Judge of Karnataka High Court
- In office 14 November 2016 – 21 May 2025
- Nominated by: T. S. Thakur
- Appointed by: Pranab Mukherjee

Personal details
- Born: 15 September 1963 (age 62)

= K. Somashekar =

(9th Chief Justice of Manipur High Court (2025)

Kempaiah Somashekar (born 15 September 1963) is a retired Indian judge who has previously served as the 9th Chief Justice of Manipur High Court. He has also served as a judge of Karnataka High Court.

== Early life and education ==
Justice Somashekar was born on 15 September 1963. He enrolled as an advocate on 27 January 1990 and started practising law in Mysore and Chamarajanagar Districts on both Civil and Criminal sides.

== Career ==
He was directly appointed as District and Sessions Judge on 17 June 1998 and served as Additional Districts and Sessions Judge at Bijapur (Vijayapura) and City Civil Court, Bangalore. He also served as Principal District and Sessions Judge at Uttara Kannada, Karwar District; Hassan; Bangalore Rural District, Chitradurga. He then served as Principal City Civil and Sessions Judge, Bangalore and also served as Registrar Judicial and Registrar Vigilance at High Court of Karnataka.

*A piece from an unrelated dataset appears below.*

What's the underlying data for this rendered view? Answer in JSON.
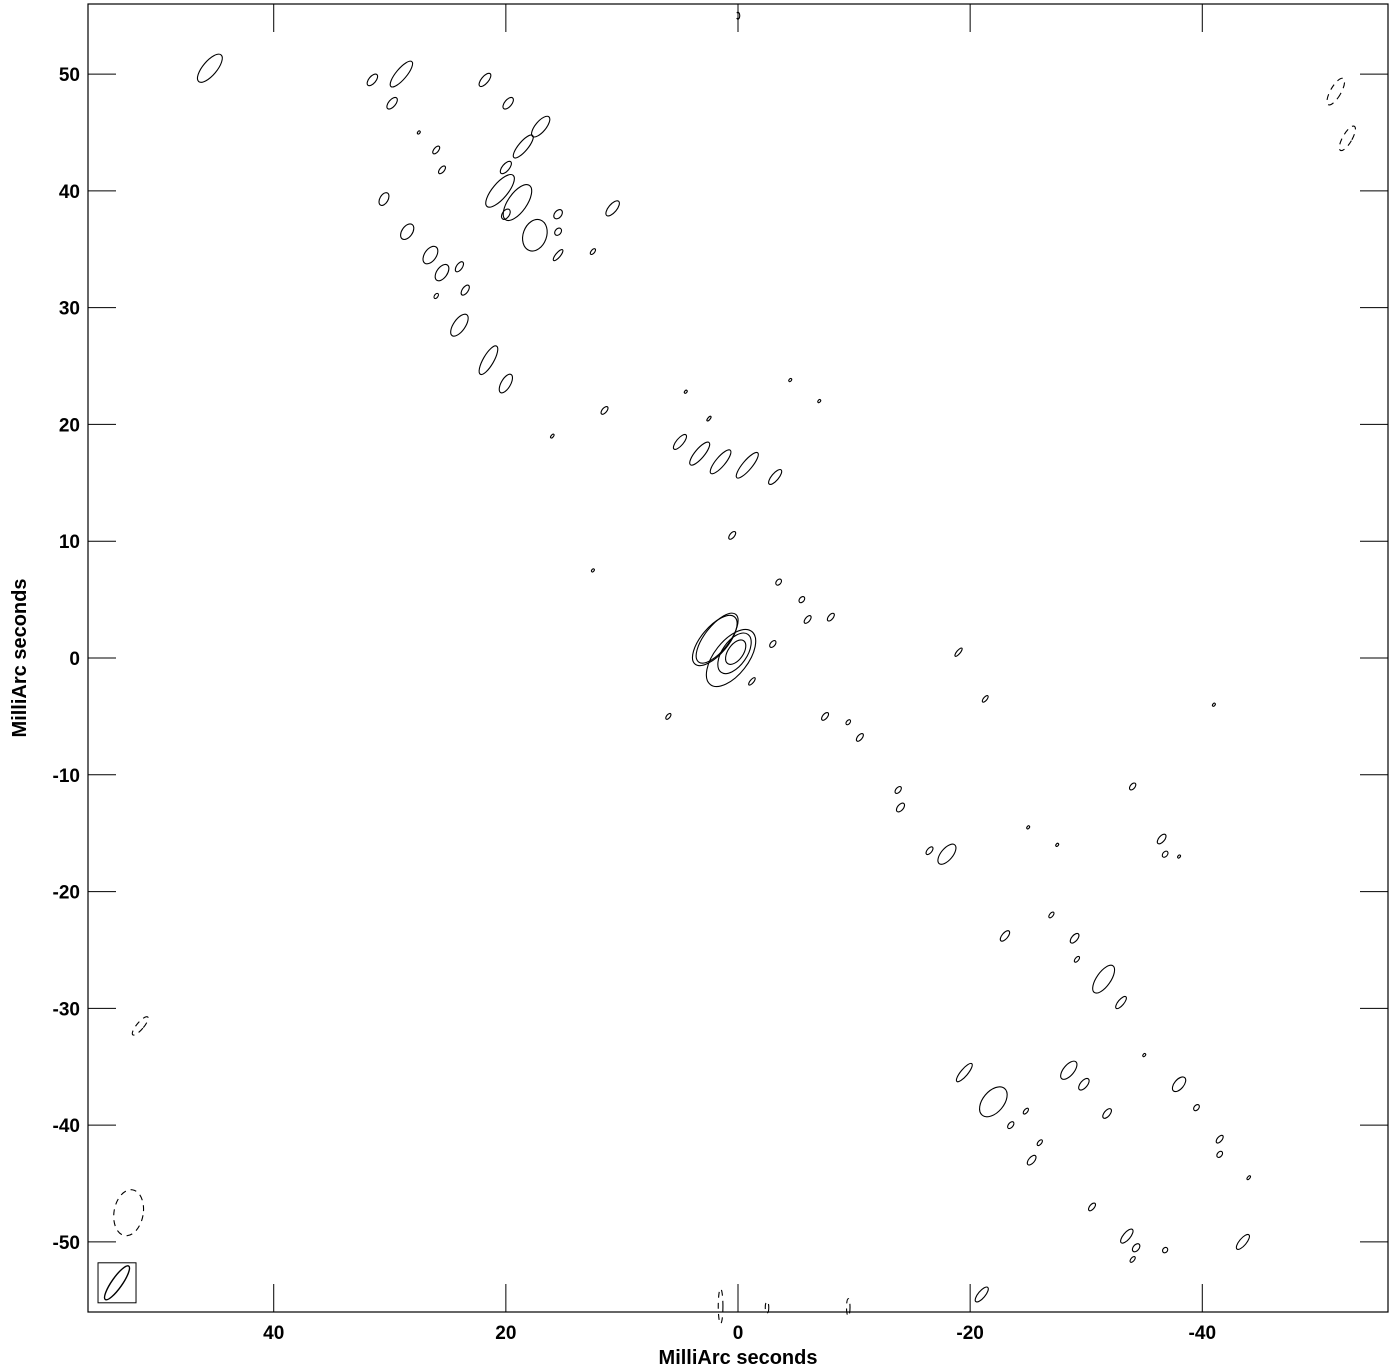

He was elevated to bench as an additional judge of Karnataka High Court on 14 November 2016 and was confirmed as permanent Judge on 3 November 2018.

On 15 May 2025, Supreme court collegium led by Chief Justice of India Bhushan Ramkrishna Gavai recommended his elevation as Chief Justice of Manipur High Court. This was cleared by central government on 20 May 2025. He assumed office as 9th Chief Justice of Manipur High Court on 22 May 2025 and retired on 14 September 2025 after serving brief tenure of nearly 4 months.